Q&A: “The Year of Living Dangerously” by Charles Jensen

In celebration of National Poetry Month, The Writer’s Center is spotlighting the work of Poet Lore contributors. This installment includes a brief Q&A between poet Charles Jensen about his poem, “The Year of Living Dangerously” (Poet Lore 106 3/4).

Photo Credit: Joshua Charles Parker


THE YEAR OF LIVING DANGEROUSLY
BY CHARLES JENSEN

We prayed
no one got hurt once our
insurance lapsed. We stopped

crossing streets
with their glass and steel
bullets, the smell of burned rubber

like hair
on fire. We put away
knives, even dull ones, and used

our teeth
to do everything but
open bottles. Even the corkscrew

craved our
skin, our cork muscles.
The oven door stayed closed, its fires

tamed as
a circus lion we wouldn’t
put our head inside without a whip.

Skiing was
out of the question. Ice
skating, bowling, archery, skydiving

all verboten.
From the safety of sturdy
chairs, we showered quickly, drying

off with
air. Stairs we pointedly
ignored. When the snow came, we

kept to
carpeting. Windows
chided us with their fragility, their

constant threat
of breakage. It was only
by looking through them we imagined

our deaths,
our accidents, our injuries,
how every timid step we took

led us
deeper into the cave
where our lives were in our own hands.

Sarah Katz: "The Year of Living Dangerously" is a lovely, compact, and tension-ridden poem of three-line stanzas that explores ordinary dangers while utilizing very short and often enjambed lines.
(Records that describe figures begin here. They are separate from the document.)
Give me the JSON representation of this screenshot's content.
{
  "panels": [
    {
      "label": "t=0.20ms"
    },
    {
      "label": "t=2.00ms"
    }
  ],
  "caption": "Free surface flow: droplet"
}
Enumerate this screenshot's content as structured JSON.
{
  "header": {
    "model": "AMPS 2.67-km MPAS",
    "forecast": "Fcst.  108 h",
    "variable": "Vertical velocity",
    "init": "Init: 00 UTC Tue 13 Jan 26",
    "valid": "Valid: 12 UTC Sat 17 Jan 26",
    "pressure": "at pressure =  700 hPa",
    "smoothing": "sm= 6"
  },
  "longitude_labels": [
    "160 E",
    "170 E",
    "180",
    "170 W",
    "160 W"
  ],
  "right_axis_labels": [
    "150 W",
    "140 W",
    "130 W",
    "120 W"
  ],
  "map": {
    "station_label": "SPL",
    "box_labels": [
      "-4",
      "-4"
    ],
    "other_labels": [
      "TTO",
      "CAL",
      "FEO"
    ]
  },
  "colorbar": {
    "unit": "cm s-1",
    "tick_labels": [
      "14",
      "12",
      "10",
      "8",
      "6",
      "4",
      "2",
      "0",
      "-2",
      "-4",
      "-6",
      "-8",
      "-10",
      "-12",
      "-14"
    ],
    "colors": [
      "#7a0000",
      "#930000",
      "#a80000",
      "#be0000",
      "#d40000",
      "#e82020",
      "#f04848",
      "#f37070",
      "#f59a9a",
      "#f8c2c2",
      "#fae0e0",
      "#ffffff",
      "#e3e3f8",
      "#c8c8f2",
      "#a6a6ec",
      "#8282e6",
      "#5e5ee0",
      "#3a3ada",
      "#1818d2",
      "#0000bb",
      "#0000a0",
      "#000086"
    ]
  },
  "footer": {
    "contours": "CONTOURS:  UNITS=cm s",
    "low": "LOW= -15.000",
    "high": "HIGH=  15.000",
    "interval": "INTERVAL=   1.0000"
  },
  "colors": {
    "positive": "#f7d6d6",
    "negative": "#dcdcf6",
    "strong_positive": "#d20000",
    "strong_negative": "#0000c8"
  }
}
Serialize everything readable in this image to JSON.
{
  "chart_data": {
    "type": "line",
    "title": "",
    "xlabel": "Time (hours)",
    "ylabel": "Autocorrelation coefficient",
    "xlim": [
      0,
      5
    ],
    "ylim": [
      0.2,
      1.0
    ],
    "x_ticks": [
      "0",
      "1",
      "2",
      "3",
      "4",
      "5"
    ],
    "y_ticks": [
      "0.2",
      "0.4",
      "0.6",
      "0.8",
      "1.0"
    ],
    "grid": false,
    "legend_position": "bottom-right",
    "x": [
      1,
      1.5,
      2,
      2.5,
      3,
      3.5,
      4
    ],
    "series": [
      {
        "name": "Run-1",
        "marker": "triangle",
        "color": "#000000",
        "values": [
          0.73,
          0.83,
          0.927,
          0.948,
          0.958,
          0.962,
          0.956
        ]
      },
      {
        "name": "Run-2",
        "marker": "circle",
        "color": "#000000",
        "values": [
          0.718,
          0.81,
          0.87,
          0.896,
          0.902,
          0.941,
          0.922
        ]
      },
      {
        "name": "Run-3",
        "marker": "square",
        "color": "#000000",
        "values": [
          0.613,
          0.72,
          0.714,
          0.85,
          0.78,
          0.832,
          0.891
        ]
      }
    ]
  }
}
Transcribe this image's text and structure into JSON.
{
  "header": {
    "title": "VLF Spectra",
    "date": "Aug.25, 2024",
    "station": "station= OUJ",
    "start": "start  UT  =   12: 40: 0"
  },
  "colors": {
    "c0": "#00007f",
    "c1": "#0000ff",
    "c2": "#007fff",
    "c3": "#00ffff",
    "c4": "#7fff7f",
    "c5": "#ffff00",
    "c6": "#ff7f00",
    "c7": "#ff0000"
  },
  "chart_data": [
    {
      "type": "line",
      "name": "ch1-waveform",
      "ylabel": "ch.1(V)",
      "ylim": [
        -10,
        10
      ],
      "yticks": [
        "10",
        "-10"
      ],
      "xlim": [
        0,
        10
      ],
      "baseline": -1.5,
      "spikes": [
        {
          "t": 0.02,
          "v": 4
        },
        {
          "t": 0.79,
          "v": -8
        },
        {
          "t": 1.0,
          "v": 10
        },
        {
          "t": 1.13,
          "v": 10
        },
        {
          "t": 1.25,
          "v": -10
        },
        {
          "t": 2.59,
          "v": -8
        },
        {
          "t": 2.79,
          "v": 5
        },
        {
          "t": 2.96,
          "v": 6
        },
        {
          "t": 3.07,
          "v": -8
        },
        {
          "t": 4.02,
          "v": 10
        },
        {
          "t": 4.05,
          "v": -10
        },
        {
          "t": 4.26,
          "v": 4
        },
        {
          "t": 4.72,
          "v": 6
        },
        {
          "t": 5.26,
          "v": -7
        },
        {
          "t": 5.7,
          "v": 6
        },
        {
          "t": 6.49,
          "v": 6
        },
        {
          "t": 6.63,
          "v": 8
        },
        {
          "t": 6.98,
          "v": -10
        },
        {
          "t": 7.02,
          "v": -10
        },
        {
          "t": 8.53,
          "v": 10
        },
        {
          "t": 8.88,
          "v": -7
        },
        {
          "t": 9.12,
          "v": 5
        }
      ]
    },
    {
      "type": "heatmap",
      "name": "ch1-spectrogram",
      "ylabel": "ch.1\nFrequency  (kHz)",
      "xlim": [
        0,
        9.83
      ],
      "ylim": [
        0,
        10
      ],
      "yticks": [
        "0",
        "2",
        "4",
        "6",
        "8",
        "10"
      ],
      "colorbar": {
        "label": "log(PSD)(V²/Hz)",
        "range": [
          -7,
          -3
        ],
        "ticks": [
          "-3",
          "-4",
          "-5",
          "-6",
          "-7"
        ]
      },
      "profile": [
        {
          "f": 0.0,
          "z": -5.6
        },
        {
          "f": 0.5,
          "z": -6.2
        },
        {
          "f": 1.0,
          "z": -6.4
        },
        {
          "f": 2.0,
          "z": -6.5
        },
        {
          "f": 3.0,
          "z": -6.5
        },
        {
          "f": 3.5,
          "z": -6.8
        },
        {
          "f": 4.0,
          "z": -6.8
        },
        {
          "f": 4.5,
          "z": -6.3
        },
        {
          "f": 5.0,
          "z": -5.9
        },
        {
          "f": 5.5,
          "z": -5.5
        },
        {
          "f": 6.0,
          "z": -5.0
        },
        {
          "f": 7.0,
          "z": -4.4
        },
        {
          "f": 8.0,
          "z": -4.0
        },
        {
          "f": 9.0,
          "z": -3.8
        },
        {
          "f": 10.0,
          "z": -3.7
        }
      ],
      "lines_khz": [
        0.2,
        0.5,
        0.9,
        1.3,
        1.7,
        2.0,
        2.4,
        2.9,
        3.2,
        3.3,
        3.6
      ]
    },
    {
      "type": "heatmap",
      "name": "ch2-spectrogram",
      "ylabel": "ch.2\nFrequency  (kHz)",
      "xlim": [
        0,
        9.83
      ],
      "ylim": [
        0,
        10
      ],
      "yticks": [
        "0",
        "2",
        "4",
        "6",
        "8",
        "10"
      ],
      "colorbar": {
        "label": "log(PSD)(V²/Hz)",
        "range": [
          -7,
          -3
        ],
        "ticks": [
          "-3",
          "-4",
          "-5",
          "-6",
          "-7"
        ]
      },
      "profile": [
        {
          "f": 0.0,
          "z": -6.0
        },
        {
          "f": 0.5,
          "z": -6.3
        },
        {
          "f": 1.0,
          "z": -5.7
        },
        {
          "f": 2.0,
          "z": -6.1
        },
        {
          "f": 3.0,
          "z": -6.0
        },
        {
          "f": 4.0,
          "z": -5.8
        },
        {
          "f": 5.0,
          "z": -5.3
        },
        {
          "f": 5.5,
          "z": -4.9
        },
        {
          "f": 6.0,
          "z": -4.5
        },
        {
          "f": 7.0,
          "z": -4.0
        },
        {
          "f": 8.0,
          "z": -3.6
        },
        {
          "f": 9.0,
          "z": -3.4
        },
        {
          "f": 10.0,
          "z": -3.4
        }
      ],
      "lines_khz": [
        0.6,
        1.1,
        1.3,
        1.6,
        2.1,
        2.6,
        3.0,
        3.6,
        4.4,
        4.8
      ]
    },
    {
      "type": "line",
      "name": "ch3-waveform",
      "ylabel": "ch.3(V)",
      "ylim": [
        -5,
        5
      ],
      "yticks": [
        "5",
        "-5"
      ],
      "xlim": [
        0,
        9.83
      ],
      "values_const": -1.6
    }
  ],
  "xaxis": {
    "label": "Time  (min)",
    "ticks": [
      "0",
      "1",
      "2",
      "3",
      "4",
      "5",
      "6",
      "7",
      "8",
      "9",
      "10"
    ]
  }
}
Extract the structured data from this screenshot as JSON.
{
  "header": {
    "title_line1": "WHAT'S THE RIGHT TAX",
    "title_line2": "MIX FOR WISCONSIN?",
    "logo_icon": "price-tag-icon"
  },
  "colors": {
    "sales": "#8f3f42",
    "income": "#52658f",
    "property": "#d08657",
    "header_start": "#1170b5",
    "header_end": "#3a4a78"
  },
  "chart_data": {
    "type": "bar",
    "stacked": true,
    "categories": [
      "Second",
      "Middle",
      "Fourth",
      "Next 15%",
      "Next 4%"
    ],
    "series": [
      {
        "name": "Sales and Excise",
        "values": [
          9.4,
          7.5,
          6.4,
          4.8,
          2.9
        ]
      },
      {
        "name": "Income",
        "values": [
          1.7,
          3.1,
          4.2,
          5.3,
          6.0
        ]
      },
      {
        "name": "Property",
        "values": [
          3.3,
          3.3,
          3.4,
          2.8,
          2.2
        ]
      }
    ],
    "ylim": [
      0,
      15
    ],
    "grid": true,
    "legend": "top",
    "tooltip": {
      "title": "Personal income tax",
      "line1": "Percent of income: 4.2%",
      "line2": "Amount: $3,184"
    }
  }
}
Why did you make these choices and what challenges did you face in writing this poem?

Charles Jensen: I definitely wanted to maintain an uneasy sense of foreboding as the poem unfurled, and I think those impulses are what guided the choice to use tercets with lines of increasing length. I hope the poem approximates the feeling of having something sinister sneak up on your slowly before it pounces. The enjambments are there to slow it down: "We prayed...no one got hurt...once our insurance lapsed." Those pauses heighten the suspense of the stanzas. As for the dangers listed themselves, I wanted to communicate the feeling of living in a world rife with dangers without the safety net of health insurance to ease the mind, something I previously took for granted when I had coverage. So living in a world where cars became ammunition and an oven a predator were extensions of those fears, emphasizing how little around us is actually within our control beyond the caution of our actions.


Charlie Jensen is a poet and editor. He wrote The Nanopedia Quick-Reference Pocket Lexicon of Contemporary American Culture (2012 MiPOESIAS Chapbook Series) and The First Risk, which was published in 2009 by Lethe Press and was a finalist for the 2010 Lambda Literary Award. His previous chapbooks include Living Things, which won the 2006 Frank O’Hara Chapbook Award, and The Strange Case of Maribel Dixon (New Michigan Press 2007). He holds an MFA in poetry from Arizona State University.